The trees were evergreens – that was somehow fitting. Their thin needles traced unreadable patterns in the air, the snow dusted them before tumbling down again, flake after flake slipping from edge to edge, and then just gone, gone into a pile of whiteness, no longer an individual, no longer flying.

Thalia squeezed her eyes shut.

How fitting that she had been more valued, more heroic, as a tree than a living, breathing person. An aloof legend, that's what she had been, known in principle but not in reality.

And then reality struck hard, leaving her with years gone and no explanation.

Thalia dug the toes of her boots into the gathering snow. She had been an inconvenience at Camp Half-Blood, a wild card. Oh yes, she knew that. But that was so much because she just couldn't explain, couldn't say that when she was willing to die for Annabeth, for… for Luke she had lined her life in order, but learning that he was lost had scattered those pieces to the wind.

No one to talk to, no one to understand…really, it wasn't there was an abundance of people-turned-trees-and-then-turned-people-again. And to be told that everything she had believed in with all her heart was a lie was too cruel, too cruel when the camp had only ever seen her as the mysteriously heroic daughter of Zeus. Only three people in the world may have actually known her. But Grover, bless him, wasn't a half-blood and didn't have that same resentment, that same fear, that same history of running. And Annabeth…well, she had been only seven. Intelligent and hardened, but still living with wide-eyed innocence.

So it was really just Luke.

Thalia swallowed. There were times when it paid to be at the center of the war, fighting the battle for civilization in the center of the throne room. There were times when it hurt worse than anything to be trapped forever just out of reach, just outside, just…forgotten.

There are times when your only wish is denied. And there are times when you never get to say goodbye.

Funny how you could be more immortal dead than you could be living forever.

Funny how some of the moments you will never forget are ignored by others…meaning, that one person who you thought would never forget, too.

Because she heard everything that happened inside the throne room.

And she knew she had made the choice a long time ago, the choice to forget, to move on, but the execution of a choice is the hardest part. If anyone had even noticed, they would have thought she was crying from the pain in her legs.

Because in that moment, she had lost. She had fallen.

That smile, that confidence from being a Hunter – it wasn't a lie. It was moving on. And it was more necessary than ever after the Titan War.

Camp Half-Blood held too much despair.

The hill where her body died.

The cabin where she was trapped in isolation.

The council room where she had chosen a quest that would break her heart.

And the knowledge that through doing her part in saving the camp, she had broken it even further.

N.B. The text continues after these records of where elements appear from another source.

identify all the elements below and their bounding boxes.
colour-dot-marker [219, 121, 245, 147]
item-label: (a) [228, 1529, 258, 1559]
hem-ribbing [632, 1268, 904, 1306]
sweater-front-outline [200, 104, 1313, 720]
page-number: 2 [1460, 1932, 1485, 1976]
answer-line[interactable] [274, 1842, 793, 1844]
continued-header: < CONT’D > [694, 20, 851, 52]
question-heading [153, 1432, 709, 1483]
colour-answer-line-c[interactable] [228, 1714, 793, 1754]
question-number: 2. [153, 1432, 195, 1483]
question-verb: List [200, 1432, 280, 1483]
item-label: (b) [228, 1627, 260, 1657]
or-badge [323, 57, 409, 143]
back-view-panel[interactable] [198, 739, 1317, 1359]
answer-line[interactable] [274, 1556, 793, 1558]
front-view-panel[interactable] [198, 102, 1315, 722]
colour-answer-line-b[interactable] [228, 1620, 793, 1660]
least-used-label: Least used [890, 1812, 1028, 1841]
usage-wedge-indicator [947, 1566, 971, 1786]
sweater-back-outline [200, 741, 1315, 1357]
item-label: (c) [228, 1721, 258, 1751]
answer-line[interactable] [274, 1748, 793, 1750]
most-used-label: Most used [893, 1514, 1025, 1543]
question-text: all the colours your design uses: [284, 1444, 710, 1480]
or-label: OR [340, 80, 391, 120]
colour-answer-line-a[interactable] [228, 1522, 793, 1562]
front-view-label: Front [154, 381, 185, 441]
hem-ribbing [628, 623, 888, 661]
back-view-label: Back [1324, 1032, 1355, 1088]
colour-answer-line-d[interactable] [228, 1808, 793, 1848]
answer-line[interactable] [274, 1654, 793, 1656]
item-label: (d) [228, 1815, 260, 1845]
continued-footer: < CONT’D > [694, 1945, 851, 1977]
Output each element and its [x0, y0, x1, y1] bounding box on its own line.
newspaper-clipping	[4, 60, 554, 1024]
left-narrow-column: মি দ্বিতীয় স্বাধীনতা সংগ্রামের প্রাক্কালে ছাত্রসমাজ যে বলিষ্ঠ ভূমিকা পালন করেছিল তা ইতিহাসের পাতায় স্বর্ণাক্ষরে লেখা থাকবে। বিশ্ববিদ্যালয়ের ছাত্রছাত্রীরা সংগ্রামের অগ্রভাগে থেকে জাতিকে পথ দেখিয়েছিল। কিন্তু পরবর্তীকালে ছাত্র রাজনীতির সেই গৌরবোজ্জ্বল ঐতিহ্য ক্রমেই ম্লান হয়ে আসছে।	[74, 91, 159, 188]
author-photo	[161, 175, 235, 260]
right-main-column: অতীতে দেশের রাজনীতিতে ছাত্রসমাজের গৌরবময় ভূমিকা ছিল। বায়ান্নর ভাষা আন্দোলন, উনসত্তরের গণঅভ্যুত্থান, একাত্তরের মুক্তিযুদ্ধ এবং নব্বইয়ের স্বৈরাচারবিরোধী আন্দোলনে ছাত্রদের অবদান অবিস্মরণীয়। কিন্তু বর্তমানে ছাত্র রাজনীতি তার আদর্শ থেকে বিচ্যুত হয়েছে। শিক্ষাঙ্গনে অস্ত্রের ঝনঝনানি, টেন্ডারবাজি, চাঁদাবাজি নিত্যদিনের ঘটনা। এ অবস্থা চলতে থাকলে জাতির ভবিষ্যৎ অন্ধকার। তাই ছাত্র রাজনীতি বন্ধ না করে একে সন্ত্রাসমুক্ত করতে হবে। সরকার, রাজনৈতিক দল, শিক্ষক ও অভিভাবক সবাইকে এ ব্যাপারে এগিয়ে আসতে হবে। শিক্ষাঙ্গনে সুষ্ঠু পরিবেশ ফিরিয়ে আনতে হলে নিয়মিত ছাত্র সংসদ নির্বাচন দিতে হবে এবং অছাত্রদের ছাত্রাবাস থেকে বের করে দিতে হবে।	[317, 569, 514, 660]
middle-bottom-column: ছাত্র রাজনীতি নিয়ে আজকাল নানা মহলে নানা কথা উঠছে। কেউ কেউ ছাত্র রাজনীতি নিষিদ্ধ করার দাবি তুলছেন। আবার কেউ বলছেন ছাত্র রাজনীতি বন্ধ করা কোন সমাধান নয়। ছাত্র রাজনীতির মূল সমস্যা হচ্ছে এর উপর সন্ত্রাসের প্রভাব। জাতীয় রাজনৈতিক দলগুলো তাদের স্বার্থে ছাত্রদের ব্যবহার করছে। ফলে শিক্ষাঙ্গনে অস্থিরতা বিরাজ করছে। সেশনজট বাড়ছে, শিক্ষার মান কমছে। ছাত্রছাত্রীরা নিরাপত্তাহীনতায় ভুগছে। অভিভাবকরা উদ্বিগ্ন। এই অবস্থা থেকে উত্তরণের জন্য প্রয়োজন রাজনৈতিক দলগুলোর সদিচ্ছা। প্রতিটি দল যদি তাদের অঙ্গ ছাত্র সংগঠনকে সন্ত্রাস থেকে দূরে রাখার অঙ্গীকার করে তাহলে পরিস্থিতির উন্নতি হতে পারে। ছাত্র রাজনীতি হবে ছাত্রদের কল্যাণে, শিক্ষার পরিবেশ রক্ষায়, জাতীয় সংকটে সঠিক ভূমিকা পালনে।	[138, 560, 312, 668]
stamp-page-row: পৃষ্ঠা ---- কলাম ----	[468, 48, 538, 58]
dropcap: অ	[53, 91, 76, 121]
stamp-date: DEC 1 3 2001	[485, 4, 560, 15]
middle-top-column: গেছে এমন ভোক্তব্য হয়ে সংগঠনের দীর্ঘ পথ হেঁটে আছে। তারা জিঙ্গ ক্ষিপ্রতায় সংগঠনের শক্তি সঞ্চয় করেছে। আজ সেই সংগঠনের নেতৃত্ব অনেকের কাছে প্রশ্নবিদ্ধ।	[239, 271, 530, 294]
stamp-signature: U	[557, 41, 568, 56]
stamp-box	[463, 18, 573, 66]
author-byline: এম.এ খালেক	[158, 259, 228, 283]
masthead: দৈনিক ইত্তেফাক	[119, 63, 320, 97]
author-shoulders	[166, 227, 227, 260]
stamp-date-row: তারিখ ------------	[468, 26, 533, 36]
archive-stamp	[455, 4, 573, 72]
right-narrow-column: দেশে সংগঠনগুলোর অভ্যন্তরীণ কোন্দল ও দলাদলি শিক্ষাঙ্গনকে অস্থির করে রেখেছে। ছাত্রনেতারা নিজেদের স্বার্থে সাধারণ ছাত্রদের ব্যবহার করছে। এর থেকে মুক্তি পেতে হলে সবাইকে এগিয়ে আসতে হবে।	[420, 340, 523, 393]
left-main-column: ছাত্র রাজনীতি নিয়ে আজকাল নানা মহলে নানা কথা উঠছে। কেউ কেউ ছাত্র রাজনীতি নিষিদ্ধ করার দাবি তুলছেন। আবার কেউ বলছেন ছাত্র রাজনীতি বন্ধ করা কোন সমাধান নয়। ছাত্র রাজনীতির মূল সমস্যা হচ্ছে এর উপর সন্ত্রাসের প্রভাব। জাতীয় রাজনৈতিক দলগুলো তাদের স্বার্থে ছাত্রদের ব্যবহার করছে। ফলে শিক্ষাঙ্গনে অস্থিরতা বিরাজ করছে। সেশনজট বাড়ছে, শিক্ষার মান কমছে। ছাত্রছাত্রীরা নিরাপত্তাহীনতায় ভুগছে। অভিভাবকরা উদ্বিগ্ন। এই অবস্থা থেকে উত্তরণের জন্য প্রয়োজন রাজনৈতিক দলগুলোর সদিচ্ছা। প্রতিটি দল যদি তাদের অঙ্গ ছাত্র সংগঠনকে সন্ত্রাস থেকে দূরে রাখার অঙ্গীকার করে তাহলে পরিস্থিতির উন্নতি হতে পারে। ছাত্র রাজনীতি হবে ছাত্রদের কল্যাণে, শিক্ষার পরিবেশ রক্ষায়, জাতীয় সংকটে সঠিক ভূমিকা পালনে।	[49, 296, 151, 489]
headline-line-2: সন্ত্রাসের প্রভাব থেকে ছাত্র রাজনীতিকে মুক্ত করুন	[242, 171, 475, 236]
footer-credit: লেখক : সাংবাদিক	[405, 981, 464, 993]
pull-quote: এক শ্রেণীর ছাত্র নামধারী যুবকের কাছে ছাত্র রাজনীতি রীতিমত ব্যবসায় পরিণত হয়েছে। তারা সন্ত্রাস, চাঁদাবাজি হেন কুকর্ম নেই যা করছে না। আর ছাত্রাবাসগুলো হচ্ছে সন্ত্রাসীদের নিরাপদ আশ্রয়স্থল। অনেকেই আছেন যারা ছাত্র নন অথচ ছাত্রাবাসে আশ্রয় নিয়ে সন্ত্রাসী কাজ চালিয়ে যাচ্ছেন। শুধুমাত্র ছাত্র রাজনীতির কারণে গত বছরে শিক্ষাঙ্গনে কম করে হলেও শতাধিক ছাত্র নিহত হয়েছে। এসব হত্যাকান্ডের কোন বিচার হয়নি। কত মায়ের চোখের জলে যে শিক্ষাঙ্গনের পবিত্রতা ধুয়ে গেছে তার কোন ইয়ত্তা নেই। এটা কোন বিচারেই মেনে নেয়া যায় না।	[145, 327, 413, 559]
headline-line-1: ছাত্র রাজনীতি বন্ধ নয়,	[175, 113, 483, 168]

But that is why she loved her Hunters – because they were her family, her friends, all the parts of her life that made her smile, made her laugh, made her heart warm.

But it sort of just kept the pain buried, or at least kept her on her own in overcoming it.

And yet in a way it still helped her overcome it because sometimes just knowing she was loved was the best way to lighten her heart.

But there were always those days – when she remembered her best friend, her almost…

Her shoulders trembled, and she blinked to keep the tears inside.

Thalia wiped her eyes and rested her chin on her knees, watching the snow fall, each beautiful crystalline flake lost forever in eternal whiteness.